"No, I don't say that; but there are things it may become a woman to do, and which it doesn't quite so well become a man to profit by. I don't think Blanchet——"

"Mr. Blanchet seems to have a higher idea of what a woman's friendship may be than you have, Mr. Heron. He does not see any degradation in allowing a woman to hold him out a helping hand when he wants one. I like his ideas better than yours. You say you would have done this little service for him if you had been allowed. Why should there be any greater degradation to him in having it done by me? At all events you can't wonder if I don't see it all at once."

"Of course if you are satisfied and pleased, there is nothing more to be said in the matter."

"I am satisfied and pleased. Why should I not be? I asked a friend to let me do something to help him, and he answered me just in the spirit in which I spoke. Of course I am glad to find that there is even one man who could take a friendly offer in a friendly way. There are not many such men, I suppose?"

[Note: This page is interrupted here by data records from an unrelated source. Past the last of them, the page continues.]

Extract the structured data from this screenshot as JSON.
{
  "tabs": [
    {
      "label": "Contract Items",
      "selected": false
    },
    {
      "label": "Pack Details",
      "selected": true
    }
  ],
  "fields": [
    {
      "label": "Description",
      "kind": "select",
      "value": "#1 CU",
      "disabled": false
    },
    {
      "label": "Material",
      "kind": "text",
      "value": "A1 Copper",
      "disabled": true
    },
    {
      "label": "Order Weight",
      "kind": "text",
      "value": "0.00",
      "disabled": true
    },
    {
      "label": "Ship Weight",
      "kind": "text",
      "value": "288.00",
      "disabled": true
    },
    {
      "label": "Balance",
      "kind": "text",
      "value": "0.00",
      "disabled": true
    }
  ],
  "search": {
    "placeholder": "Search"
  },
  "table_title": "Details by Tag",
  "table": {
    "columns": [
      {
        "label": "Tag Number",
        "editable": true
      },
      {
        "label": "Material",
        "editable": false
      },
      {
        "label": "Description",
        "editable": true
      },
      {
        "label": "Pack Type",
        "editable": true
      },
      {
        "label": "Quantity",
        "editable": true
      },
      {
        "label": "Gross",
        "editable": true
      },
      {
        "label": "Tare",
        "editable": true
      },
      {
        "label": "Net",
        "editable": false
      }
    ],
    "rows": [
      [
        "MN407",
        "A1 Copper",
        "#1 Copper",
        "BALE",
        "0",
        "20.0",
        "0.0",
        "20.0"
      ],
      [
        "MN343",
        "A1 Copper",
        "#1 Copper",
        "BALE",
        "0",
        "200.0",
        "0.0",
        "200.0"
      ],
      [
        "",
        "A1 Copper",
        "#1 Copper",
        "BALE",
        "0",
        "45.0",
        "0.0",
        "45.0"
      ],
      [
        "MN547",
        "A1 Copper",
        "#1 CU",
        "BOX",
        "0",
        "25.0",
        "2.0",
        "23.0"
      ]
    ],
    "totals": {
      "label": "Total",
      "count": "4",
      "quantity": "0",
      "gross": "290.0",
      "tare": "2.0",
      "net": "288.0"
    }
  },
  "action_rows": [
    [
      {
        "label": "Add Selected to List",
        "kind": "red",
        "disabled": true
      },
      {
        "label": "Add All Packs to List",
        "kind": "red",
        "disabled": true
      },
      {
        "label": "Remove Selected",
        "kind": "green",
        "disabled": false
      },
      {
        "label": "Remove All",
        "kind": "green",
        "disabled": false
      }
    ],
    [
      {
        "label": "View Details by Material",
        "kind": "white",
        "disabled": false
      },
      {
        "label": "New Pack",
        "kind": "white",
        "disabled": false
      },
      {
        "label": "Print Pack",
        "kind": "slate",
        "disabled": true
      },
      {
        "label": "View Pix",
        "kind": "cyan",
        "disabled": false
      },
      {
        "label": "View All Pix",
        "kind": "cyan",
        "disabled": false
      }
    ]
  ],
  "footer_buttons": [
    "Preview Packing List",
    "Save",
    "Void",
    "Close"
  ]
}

Victor could not help smiling at her emphatic way of expressing her scorn of men.

"I do believe you have really turned yourself misanthropical by reading 'Le Misanthrope,'" he said.

"Well, why should there not be a woman Alceste? although I never knew any woman in real life more worthy to be classed with him than the men we meet in real life are. Miss Alceste, I think, would sound very prettily. I wish I could think myself entitled to bear such a name?"

"Or Miss Misanthrope," he suggested. "How would that do for a young lady's name?"

"Admirably, I think. That would get over all the difficulty too, and save foolish persons from thinking that one was setting up for another Alceste. I should like very much to be called Miss Misanthrope."

"If you go on as you are doing, you will soon be entitled to bear the name," said Victor gravely. "At the present moment I don't know that I should much object to that."